Description
suppressPackageStartupMessages({
library(dplyr)
library(epiprocess)
})
vctrs::vec_rbind(
tibble::tibble(geo_value = 1, time_value = 1:4 + 0, value = 1:4),
tibble::tibble(geo_value = 2, time_value = 3:5 + 0, value = 11:13)
) %>%
as_epi_df() %>%
epi_slide(~ sum(.x$value), .window_size = Inf)
#> An `epi_df` object, 7 x 4 with metadata:
#> * geo_type = hhs
#> * time_type = integer
#> * as_of = 2025-04-08 16:57:38.919515
#>
#> # A tibble: 7 × 4
#> geo_value time_value value slide_value
#> <dbl> <dbl> <int> <int>
#> 1 1 1 1 1
#> 2 1 2 2 3
#> 3 1 3 3 6
#> 4 1 4 4 10
#> 5 2 3 11 NA
#> 6 2 4 12 NA
#> 7 2 5 13 NA
# (We get the same result with epi_slide_sum; something like this is in our test suite.)
vctrs::vec_rbind(
tibble::tibble(geo_value = 1, time_value = 1:4 + 0, value = 1:4),
tibble::tibble(geo_value = 2, time_value = 3:5 + 0, value = 11:13)
) %>%
as_epi_df() %>%
epi_slide_sum(value, .window_size = Inf)
#> An `epi_df` object, 7 x 4 with metadata:
#> * geo_type = hhs
#> * time_type = integer
#> * as_of = 2025-04-08 16:57:39.021215
#>
#> # A tibble: 7 × 4
#> geo_value time_value value value_running_sum
#> <dbl> <dbl> <int> <dbl>
#> 1 1 1 1 1
#> 2 1 2 2 3
#> 3 1 3 3 6
#> 4 1 4 4 10
#> 5 2 3 11 NA
#> 6 2 4 12 NA
#> 7 2 5 13 NA
Created on 2025-04-08 with reprex v2.1.1
The NAs in the second group are presumably coming from completing time values 1&2 with NAs. Is this what we want?
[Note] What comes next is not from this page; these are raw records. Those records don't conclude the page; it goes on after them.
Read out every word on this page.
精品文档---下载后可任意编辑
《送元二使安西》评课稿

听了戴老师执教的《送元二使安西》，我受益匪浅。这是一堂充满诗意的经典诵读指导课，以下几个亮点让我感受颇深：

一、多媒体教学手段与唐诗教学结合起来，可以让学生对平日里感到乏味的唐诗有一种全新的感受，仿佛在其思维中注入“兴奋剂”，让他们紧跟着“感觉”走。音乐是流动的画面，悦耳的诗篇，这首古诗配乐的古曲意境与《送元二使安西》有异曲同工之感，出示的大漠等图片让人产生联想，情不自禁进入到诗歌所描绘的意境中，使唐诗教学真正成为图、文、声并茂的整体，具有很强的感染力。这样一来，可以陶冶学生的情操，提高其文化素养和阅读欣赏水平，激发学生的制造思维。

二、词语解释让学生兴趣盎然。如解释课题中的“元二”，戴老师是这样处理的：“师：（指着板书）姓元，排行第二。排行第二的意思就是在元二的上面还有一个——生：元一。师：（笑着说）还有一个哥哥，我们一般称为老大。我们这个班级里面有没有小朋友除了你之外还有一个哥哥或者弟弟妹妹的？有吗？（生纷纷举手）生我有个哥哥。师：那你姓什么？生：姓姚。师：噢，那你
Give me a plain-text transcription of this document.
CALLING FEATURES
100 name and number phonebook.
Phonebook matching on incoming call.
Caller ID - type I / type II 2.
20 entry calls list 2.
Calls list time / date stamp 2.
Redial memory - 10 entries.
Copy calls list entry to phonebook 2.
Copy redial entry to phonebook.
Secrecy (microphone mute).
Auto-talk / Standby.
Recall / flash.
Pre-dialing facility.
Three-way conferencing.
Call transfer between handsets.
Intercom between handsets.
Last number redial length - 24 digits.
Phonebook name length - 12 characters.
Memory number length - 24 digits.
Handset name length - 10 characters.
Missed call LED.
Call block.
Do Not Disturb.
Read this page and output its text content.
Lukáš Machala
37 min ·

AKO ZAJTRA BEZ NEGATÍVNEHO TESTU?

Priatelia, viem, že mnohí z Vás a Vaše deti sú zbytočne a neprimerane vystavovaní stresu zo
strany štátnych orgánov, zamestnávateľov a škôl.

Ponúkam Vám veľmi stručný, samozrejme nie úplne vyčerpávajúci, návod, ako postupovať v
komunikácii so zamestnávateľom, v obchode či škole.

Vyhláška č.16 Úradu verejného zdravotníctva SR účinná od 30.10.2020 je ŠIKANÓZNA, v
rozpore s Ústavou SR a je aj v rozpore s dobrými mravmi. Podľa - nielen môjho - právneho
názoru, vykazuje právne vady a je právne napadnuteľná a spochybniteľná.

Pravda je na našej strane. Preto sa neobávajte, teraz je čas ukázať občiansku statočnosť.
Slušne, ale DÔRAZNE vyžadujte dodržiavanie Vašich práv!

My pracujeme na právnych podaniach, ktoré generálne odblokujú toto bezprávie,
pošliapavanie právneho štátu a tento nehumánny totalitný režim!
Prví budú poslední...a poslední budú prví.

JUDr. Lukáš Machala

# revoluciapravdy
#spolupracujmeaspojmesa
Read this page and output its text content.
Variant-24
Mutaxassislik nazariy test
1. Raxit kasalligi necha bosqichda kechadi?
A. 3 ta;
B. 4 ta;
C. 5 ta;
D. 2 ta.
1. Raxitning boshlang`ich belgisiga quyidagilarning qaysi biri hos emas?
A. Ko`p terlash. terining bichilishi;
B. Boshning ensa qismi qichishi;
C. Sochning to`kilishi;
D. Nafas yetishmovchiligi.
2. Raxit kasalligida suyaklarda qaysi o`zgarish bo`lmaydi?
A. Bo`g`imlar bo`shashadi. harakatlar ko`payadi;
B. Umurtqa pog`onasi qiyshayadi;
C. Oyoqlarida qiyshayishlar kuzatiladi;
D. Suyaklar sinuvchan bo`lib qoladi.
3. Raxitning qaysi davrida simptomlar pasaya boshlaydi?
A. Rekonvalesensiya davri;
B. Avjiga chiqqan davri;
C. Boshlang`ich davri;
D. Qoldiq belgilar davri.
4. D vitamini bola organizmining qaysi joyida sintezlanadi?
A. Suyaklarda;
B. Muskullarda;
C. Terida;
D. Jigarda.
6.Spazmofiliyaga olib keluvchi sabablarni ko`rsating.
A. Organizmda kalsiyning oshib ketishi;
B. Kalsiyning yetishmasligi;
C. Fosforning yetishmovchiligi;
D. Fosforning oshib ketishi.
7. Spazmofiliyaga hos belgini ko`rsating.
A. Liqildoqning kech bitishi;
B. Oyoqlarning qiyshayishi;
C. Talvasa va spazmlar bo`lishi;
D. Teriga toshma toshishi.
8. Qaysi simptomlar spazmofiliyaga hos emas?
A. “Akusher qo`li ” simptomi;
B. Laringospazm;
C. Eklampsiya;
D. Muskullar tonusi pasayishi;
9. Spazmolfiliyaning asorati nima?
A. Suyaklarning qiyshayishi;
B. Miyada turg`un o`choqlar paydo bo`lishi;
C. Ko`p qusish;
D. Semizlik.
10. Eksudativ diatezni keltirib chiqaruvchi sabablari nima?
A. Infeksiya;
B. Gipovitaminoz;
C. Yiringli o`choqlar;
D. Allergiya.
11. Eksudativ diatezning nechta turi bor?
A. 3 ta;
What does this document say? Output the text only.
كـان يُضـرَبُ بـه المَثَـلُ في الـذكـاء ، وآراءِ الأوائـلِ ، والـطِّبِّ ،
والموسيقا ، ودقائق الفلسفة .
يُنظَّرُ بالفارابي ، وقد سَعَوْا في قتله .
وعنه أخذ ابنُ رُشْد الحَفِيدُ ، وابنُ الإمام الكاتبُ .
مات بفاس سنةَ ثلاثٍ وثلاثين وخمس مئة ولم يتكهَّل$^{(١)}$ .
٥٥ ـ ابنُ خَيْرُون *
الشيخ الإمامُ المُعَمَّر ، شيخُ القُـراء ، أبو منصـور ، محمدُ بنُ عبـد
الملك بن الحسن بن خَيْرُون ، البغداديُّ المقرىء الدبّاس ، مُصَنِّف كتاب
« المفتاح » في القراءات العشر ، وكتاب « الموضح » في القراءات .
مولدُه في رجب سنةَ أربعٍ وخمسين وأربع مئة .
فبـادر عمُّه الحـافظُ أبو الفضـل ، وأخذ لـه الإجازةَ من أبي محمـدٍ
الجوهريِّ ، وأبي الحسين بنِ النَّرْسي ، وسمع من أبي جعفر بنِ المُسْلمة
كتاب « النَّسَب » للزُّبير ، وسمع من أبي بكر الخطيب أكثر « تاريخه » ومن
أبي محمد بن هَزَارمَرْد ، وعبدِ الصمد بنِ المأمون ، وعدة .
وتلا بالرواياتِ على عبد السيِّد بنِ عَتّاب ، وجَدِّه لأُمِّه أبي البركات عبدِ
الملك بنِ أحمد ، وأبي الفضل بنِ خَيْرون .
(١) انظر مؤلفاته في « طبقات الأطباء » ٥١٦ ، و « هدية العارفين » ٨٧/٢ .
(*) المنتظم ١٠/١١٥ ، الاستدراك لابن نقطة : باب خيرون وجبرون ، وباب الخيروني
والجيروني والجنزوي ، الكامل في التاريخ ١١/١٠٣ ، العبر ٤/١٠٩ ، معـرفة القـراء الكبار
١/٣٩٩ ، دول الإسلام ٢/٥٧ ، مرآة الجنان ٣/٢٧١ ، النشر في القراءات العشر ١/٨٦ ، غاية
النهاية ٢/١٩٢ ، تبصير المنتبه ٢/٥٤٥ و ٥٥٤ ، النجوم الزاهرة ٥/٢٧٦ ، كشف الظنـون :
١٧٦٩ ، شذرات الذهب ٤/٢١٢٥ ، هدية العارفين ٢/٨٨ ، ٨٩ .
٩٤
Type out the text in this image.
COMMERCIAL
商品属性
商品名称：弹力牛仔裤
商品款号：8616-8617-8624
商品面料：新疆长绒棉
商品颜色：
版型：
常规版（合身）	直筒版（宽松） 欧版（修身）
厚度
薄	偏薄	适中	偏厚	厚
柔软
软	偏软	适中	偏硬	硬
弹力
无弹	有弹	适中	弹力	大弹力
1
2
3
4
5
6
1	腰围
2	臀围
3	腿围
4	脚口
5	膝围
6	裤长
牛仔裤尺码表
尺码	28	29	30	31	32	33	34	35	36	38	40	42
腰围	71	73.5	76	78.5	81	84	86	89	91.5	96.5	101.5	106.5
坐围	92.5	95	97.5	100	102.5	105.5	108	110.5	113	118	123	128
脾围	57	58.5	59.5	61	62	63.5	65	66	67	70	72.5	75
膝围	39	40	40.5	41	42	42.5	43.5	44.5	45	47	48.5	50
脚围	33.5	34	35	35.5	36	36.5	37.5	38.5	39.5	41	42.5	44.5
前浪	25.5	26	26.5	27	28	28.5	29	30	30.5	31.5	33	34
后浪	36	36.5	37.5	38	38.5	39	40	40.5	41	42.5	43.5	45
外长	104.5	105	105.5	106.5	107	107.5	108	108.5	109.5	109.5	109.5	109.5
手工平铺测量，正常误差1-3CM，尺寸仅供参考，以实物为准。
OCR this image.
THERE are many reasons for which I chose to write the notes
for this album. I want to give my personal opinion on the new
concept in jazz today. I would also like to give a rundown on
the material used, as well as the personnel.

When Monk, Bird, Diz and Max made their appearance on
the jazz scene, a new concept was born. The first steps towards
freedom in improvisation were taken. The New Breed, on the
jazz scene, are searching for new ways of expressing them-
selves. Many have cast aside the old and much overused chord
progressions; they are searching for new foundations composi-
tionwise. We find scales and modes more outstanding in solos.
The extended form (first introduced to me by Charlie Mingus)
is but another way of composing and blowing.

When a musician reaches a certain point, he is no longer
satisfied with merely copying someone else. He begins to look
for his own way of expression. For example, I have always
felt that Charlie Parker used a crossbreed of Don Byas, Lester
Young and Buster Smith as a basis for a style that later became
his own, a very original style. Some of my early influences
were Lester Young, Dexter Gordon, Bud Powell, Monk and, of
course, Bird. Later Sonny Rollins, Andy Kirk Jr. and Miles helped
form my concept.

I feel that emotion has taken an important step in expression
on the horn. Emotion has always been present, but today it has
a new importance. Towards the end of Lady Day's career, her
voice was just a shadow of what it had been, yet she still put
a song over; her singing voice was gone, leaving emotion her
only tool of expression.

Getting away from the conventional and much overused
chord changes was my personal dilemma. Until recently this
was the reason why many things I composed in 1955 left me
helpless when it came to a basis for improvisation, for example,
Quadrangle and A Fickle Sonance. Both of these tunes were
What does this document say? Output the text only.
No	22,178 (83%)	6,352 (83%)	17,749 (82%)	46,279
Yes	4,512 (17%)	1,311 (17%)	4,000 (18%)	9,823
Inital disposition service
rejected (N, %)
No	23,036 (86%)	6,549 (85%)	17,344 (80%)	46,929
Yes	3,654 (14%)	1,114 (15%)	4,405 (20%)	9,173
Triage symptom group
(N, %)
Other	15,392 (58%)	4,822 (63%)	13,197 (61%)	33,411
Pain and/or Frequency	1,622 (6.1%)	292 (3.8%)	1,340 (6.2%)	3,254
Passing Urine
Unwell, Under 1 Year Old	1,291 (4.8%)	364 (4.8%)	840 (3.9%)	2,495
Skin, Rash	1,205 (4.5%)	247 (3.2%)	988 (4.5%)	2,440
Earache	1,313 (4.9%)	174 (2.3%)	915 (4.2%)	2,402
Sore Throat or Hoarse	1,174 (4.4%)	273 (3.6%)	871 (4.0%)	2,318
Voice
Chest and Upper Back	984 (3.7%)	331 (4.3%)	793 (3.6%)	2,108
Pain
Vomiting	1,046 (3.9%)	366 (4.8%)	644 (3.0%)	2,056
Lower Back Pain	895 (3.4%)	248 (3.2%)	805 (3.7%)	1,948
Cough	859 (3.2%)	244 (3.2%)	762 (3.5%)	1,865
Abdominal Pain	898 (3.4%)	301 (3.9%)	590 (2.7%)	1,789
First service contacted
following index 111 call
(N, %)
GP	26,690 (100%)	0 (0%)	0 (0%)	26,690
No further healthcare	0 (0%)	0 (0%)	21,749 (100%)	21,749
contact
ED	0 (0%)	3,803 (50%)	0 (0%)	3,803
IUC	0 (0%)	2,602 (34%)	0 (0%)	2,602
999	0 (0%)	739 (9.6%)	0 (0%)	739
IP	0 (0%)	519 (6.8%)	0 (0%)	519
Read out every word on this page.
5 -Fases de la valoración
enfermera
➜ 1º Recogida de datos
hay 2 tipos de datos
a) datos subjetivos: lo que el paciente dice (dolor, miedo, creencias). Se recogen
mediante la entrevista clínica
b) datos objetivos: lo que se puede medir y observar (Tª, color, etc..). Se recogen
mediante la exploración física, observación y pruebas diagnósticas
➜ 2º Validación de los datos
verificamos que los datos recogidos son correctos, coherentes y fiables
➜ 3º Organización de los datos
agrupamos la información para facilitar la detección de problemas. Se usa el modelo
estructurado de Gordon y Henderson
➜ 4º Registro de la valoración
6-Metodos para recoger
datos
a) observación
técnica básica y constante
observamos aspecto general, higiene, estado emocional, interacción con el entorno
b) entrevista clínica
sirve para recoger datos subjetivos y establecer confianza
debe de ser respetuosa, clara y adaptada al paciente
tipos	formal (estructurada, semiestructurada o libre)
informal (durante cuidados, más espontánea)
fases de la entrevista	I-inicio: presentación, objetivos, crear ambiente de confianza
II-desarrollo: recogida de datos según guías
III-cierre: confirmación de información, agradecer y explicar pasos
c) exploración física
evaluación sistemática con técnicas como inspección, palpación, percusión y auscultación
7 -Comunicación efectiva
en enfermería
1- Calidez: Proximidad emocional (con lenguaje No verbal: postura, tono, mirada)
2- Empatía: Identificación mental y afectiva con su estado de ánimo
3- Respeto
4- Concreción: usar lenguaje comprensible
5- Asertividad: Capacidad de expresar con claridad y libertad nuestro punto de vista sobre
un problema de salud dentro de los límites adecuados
On one hand, it makes the input time_value
s contributing to each output time_value
the same for each geo_value
. On the other hand, it makes the result inconsistent with what one might expect from explicitly spelling out edf %>% group_by(geo_value) %>% epi_slide(....) %>% ungroup()
, i.e., that it'd be the same as group-splitting/mapping and performing the same operation, and recombining. (We might have some other lesser violations of this expectation with period-inference somewhere, maybe epix_slide
, but in general I think we've been following this as well. [Another violation is in handling of explicit .ref_time_values
; if we split out into geos with partial ref time availability then we would raise an error.)